Furthermore, marrying EMASS’s energy-sipping ECS-DoT silicon with Nanoveu’s EyeFly3D display know-how creates a bridge between seeing and sensing at the edge. The result could be a new generation of intelligent 3D user interfaces—displays that not only render vivid, glasses-free depth but also analyze gestures, eye movements, and environmental cues in real-time. In commercial and industrial HMIs, this will translate into more informative dashboards, more intuitive machine controls, and context-aware displays that anticipate rather than merely respond.
The reason I’m such a font of information is that I was just chatting with Mark Goranson, who’s the CEO at EMASS. Mark has been in the semiconductor industry for over 45 years.

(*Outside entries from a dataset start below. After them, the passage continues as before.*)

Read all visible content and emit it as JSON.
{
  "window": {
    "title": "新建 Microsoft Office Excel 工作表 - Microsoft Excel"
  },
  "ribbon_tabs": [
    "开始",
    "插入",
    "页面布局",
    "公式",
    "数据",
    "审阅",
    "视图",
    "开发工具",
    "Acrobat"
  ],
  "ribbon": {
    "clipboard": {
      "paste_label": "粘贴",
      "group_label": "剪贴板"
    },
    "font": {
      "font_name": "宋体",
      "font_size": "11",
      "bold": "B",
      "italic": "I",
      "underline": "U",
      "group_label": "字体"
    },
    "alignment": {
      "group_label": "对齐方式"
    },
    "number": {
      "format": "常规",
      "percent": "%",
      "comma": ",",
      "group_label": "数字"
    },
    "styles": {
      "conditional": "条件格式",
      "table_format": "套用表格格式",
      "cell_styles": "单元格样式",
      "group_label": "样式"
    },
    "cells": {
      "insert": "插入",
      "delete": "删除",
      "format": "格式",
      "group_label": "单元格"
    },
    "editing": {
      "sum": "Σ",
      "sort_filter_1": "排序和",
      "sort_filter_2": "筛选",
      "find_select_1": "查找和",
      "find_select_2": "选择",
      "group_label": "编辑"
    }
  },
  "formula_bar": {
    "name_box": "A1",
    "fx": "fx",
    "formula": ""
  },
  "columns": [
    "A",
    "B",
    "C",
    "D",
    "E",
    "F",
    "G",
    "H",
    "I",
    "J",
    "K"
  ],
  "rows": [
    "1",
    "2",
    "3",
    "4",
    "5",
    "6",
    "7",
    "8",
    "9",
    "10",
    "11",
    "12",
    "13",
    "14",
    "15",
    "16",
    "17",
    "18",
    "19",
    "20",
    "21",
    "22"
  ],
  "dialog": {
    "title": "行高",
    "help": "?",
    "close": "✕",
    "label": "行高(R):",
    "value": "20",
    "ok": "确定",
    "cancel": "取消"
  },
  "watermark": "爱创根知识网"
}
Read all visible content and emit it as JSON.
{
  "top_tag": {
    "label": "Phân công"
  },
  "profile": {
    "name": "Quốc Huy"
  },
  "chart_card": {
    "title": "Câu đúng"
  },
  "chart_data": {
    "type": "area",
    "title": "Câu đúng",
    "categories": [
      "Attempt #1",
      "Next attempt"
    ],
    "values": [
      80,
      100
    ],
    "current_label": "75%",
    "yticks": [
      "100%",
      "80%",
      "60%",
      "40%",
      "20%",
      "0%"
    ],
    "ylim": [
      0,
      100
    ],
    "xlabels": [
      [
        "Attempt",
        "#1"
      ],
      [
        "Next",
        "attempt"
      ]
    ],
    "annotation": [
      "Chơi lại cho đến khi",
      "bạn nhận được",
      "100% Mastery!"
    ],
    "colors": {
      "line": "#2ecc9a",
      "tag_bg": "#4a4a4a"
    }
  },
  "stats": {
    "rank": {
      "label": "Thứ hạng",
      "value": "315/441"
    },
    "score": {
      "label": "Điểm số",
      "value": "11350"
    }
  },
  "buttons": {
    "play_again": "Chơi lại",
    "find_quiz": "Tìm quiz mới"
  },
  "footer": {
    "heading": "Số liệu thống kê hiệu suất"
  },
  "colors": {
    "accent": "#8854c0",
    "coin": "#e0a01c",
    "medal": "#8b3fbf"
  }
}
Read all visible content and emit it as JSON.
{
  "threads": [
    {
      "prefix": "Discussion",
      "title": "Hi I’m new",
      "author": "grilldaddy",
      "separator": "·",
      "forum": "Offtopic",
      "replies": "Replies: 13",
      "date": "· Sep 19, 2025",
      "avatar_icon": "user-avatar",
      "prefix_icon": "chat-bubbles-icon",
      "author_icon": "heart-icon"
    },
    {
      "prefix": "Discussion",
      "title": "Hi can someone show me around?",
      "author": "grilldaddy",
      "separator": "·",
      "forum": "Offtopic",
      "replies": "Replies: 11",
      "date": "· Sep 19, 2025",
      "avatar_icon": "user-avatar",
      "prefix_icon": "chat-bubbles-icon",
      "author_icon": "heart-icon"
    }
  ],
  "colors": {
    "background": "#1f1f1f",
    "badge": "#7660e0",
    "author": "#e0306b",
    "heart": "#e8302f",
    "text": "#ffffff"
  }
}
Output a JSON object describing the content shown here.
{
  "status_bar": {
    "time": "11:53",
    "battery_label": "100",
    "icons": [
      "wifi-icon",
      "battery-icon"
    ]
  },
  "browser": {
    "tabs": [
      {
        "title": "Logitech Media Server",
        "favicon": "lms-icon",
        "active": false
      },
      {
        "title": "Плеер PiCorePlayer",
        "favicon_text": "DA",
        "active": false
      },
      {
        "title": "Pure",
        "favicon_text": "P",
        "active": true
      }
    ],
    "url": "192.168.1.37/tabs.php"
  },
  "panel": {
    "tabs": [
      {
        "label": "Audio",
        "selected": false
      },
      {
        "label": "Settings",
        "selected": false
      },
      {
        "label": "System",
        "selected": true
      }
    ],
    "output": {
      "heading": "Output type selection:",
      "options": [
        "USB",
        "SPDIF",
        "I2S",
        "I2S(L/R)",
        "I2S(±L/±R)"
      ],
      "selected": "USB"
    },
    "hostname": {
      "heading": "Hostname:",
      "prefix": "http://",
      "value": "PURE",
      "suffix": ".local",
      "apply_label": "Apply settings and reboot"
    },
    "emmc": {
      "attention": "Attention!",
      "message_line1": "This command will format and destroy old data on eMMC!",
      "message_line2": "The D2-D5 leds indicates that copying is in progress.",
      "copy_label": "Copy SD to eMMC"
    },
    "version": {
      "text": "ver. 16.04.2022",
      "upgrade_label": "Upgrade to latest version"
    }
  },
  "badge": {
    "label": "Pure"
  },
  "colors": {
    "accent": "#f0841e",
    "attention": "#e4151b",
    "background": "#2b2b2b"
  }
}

He started at Mostek “way back when.” He moved to Intel, where he rubbed shoulders with the greats (Robert Noyce, Gordon Moore, Andrew “Andy” Grove…), then onto Freescale, On Semiconductor (Onsemi), Honeywell, and… the list goes on.
“Wow! That’s a lot,” I hear you cry, “Shouldn’t Mark have retired by now?” You are very astute. In fact, he was retired when the folks at Nanoveu and EMASS came pounding on his door. As Mark says, “I know processors. When I started looking at the ECS-DoT and all of its capabilities in the context of Edge AI space, I said to myself, ‘This is too great a technology for me not to be involved in,’ so I came out of retirement.”
I know what he means. On the one hand, I dream of retirement (and bacon sandwiches). On the other hand, were I ever to retire, and if someone were to come knocking on my door with a technology like ECS-DoT, I’d find it very hard to restrain myself from diving back in (probably with a half-eaten bacon sandwich still in hand). Some technologies are just too exciting to ignore, and the ECS-DoT feels like one of them. What say you? Do you have any thoughts you’d care to share about any of this?